Cette Poya réserve des surprises qui mêleront les valeurs que des Raymond Gremaud et consorts ont beaucoup mieux cultivées que moi à un côté plus moderne. Ça se voit dans notre volonté d’en faire un événement qui profite au tourisme et à l’économie de la région.

La Poya vous a-t-elle aussi réservé des surprises?
Oui, c’est vrai que la tâche est devenue grandiose. Je ne connaissais pas la ferveur des gens de l’Intyamon autour de l’événement. Je ne m’attendais pas non plus à ce que les communes de la vallée se mobilisent autant. L’Association régionale la Gruyère a aussi joué un rôle. Enfin, les coûts ont fortement évolué par rapport à 2000.

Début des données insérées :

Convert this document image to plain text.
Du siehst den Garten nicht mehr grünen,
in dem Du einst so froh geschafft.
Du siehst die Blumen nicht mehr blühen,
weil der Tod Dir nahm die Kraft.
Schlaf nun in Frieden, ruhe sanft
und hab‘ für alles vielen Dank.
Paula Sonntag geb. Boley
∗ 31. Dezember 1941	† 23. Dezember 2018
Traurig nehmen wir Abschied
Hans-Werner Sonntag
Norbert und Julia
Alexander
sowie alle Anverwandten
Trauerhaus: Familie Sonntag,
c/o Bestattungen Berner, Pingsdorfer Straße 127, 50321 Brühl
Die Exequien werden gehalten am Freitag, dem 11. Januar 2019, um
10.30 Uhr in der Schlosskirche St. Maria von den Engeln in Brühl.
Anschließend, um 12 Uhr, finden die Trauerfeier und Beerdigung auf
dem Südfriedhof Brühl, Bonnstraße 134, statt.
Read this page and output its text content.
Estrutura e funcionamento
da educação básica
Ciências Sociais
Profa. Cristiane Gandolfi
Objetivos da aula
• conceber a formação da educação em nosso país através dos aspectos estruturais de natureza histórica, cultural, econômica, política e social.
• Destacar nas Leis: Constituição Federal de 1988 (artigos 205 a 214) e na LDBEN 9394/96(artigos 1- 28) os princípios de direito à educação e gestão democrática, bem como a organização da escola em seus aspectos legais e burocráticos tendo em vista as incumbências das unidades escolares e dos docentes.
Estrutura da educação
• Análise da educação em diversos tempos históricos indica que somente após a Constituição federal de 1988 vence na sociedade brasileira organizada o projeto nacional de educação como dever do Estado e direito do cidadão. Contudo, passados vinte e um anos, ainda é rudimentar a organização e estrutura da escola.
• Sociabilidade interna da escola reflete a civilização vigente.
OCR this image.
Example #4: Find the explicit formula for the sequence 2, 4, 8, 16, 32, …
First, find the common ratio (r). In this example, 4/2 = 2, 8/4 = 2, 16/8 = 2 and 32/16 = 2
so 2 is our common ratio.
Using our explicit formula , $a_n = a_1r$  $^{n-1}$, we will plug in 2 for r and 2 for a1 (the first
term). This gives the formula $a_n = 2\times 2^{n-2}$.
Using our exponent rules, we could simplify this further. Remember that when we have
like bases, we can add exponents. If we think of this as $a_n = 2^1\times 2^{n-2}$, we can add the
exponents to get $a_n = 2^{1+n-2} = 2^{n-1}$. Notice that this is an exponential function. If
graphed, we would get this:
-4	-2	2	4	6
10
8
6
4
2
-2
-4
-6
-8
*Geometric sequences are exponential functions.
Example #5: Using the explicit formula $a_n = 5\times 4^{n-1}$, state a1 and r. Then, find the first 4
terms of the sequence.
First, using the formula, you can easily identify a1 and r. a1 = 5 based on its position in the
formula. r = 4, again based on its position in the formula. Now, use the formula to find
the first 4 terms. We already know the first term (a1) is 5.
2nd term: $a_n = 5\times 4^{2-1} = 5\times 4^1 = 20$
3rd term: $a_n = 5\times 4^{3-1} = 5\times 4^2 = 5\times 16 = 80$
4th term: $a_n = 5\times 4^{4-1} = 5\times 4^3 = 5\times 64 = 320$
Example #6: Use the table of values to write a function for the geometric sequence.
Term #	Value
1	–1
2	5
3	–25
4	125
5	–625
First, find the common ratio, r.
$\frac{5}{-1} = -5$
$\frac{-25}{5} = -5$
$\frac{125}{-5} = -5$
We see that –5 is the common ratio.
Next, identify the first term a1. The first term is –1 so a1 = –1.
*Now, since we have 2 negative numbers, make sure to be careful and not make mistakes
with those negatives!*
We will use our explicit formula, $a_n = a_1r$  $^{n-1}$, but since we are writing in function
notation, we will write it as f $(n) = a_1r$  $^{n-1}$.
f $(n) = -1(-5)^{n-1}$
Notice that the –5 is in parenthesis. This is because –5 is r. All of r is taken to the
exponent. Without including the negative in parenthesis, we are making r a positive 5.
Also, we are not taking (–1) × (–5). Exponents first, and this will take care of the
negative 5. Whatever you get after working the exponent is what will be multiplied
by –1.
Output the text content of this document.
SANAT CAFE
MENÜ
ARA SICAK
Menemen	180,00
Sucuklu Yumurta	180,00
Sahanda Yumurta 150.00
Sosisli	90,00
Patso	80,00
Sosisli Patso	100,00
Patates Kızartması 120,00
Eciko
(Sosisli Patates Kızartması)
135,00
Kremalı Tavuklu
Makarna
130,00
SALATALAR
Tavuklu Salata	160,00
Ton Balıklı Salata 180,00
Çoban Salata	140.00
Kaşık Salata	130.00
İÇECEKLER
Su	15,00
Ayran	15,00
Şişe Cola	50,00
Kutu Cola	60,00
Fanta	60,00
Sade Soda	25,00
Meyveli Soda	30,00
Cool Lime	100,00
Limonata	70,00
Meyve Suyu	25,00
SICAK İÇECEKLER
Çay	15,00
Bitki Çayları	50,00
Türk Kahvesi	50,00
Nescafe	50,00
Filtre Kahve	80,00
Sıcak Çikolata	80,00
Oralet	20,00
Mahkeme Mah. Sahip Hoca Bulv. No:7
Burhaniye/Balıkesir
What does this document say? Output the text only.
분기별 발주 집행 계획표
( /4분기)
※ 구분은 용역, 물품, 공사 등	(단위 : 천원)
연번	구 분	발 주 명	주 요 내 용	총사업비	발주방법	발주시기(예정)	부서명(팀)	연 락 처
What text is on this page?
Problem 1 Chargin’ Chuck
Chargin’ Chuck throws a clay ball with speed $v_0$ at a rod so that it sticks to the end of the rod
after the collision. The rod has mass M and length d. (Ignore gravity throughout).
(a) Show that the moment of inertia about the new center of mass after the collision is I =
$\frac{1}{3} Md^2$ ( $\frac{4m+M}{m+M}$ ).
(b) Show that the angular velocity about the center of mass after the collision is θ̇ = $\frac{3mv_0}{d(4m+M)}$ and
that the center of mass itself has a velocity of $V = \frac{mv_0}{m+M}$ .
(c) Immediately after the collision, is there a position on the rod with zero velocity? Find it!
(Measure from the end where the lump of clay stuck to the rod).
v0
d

On en est toujours à 1,5 million?
Je pense qu’on va dépasser un peu cette somme, comme les rentrées prévues durant la fête d’ailleurs. Au total, on doit trouver 500000 fr. de sponsoring en cash et en prestations. On en a pour l’heure réuni la moitié. Je suis confiant.

Où en êtes-vous dans le recrutement des bénévoles?
Il nous en faut plus de 1000. Il en manque encore, mais nous avons déjà quelques centaines de personnes qui travaillent. Et les gens s’annoncent au fur et à mesure via le site internet. La Poya pourrait capoter si l’on n’a pas assez de bénévoles. Le recrutement est donc un souci majeur.

Estavannens vous suit-il?
Oui. Au départ, on a entendu des gens se plaindre de ne pas avoir reçu assez d’informations. C’est peut-être vrai, mais nous ne voulions pas communiquer ce qui n’était pas encore arrêté. Il était aussi important que les autorités de la commune de Bas-Intyamon, née après la dernière Poya, soient mobilisées. Il était hors de question de ne discuter qu’avec les gens d’Estavannens: c’est Bas-Intyamon qui est désormais notre territoire. On se demandait même au comité si cette Poya ne pouvait pas être un élément rassembleur pour l’Intyamon.

La Poya n’alimente-t-elle pas aujourd’hui sa propre mythologie, avec, entre autres, un spectacle qui célèbre ses fondateurs?
Peut-être, oui. Mais le plus important c’est le rassemblement. Et puis il faut cultiver ces traditions-là. Déjà parce qu’il y a une demande de la part du public. Notre message n’est pas politique, il ne vise pas à faire renaître quoi que ce soit. C’est un message de fête.

Vous y tenez beaucoup à ce spectacle…
Oui, nous avons voulu quelque chose de plaisant, d’intéressant, qui fasse rêver.

N’exagère-t-on pas cette Poya?
Non! C’est un événement rassembleur dans un lieu lui aussi mythique, avec la mobilisation de toute une population. Selon la RTS, c’est l’événement majeur de 2013 en Suisse Romande!

La Poya fige-t-elle la Gruyère?
Non, elle fera évoluer la perception de ses valeurs profondes.